In [None]:
! pip install datasets transformers

In [None]:
import transformers
import torch
from transformers import AutoTokenizer, AutoModelForSeq2SeqLM, T5ForConditionalGeneration
from datasets import load_dataset

In [None]:
tokenizer = AutoTokenizer.from_pretrained("google/flan-t5-base")

In [None]:
device = torch.device("cuda" if torch.cuda.is_available() else "cpu")
model = T5ForConditionalGeneration.from_pretrained("google/flan-t5-base").to(device)

In [None]:
datasets = load_dataset("squad")

In [None]:
def preprocess_and_tokenize(examples):
  input_sequences = []
  references = []

  for example in examples:
    context = example["context"]
    question = example["question"]
    answer = example["answers"]["text"][0]

    sequence = context + " " + question
    input_sequences.append(sequence)
    references.append(answer)

  input_sequences_and_references = [(sequence, reference) for sequence, reference in zip(input_sequences, references) if is_shorter_than_512(sequence)]
  input_sequences, references = zip(*input_sequences_and_references)

  tokenized_input_sequences = tokenizer(
      input_sequences,
      max_length=512,
      padding=True,
      return_tensors="pt"
  )

  input_ids, attention_masks = tokenized_input_sequences.input_ids, tokenized_input_sequences.attention_mask

  labels = tokenizer(references, padding="longest", return_tensors="pt").input_ids
  labels[labels == tokenizer.pad_token_id] = -100

  return input_ids, attention_masks, labels, references

def is_shorter_than_512(sequence):
  inputs = tokenizer(sequence, truncation=False)
  return len(inputs.input_ids) <= 512

# Training

In [None]:
from datasets import Dataset
input_ids, attention_masks, labels, _ = preprocess_and_tokenize(datasets["train"])

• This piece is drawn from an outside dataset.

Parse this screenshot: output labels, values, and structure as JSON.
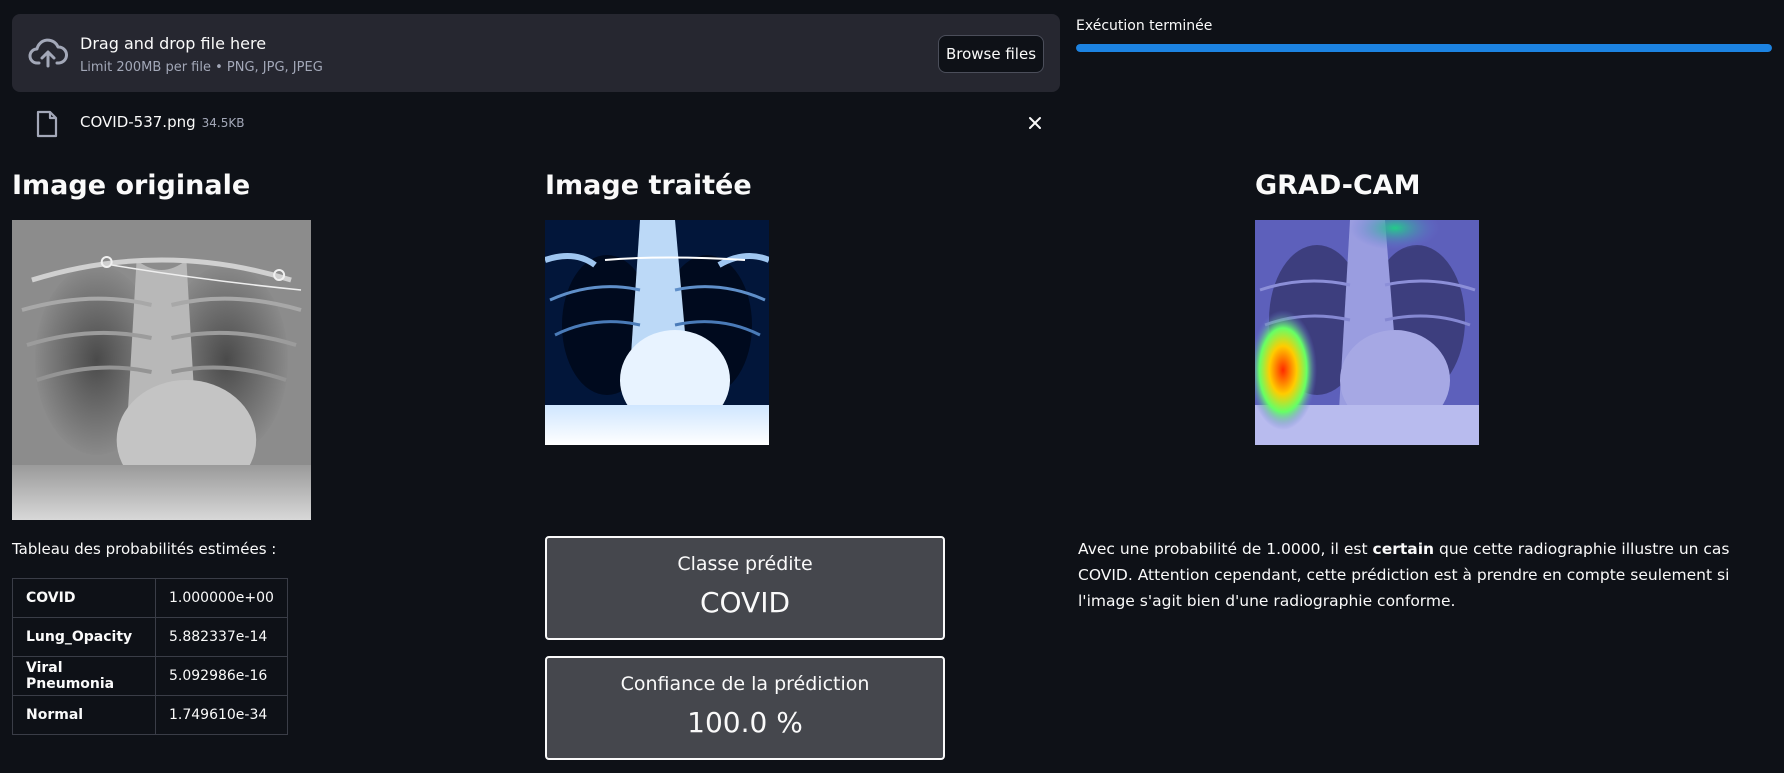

Token indices sequence length is longer than the specified maximum sequence length for this model (516 > 512). Running this sequence through the model will result in indexing errors


In [None]:
from transformers import AdamW, get_scheduler
from tqdm.auto import tqdm

max_source_length = 512
max_target_length = 128

batch_size = 4

num_training_steps = len(input_ids) // batch_size

progress_bar = tqdm(range(num_training_steps))

optimizer = AdamW(model.parameters(), lr=3e-5)
lr_scheduler = get_scheduler(
    "linear",
    optimizer=optimizer,
    num_warmup_steps=0,
    num_training_steps=num_training_steps,
)

for i in range(0, num_training_steps * batch_size, batch_size):
  loss = model(input_ids=input_ids[i:i+batch_size].to(device), attention_mask=attention_masks[i:i+batch_size].to(device), labels=labels[i:i+batch_size].to(device)).loss

  loss.backward()
  optimizer.step()
  lr_scheduler.step()
  optimizer.zero_grad()

  print(loss.item())
  progress_bar.update(1)

# Inference

In [None]:
evaluation_input_ids, _, _, references = preprocess_and_tokenize(datasets["validation"])
prediction_ids = model.generate(evaluation_input_ids[:1000].to(device))
predictions = [tokenizer.decode(prediction_id, skip_special_tokens=True) for prediction_id in prediction_ids]
predictions = ["" if len(prediction)== 0 else prediction.lower() if prediction[-1] != '.' else prediction[:-1].lower() for prediction in predictions]
references = [reference.lower() if reference[-1] != '.' else reference[:-1].lower() for reference in references[:1000]]

# Evaluation

In [None]:
# fixes some wierd bug for below pip install evaluate
import locale
locale.getpreferredencoding = lambda: "UTF-8"

In [None]:
%pip install evaluate
%pip install git+https://github.com/google-research/bleurt.git
%cd bleurt
%pip install .

In [None]:
import evaluate
import numpy as np

bleu = evaluate.load("bleu")
bleurt = evaluate.load("bleurt", module_type="metric")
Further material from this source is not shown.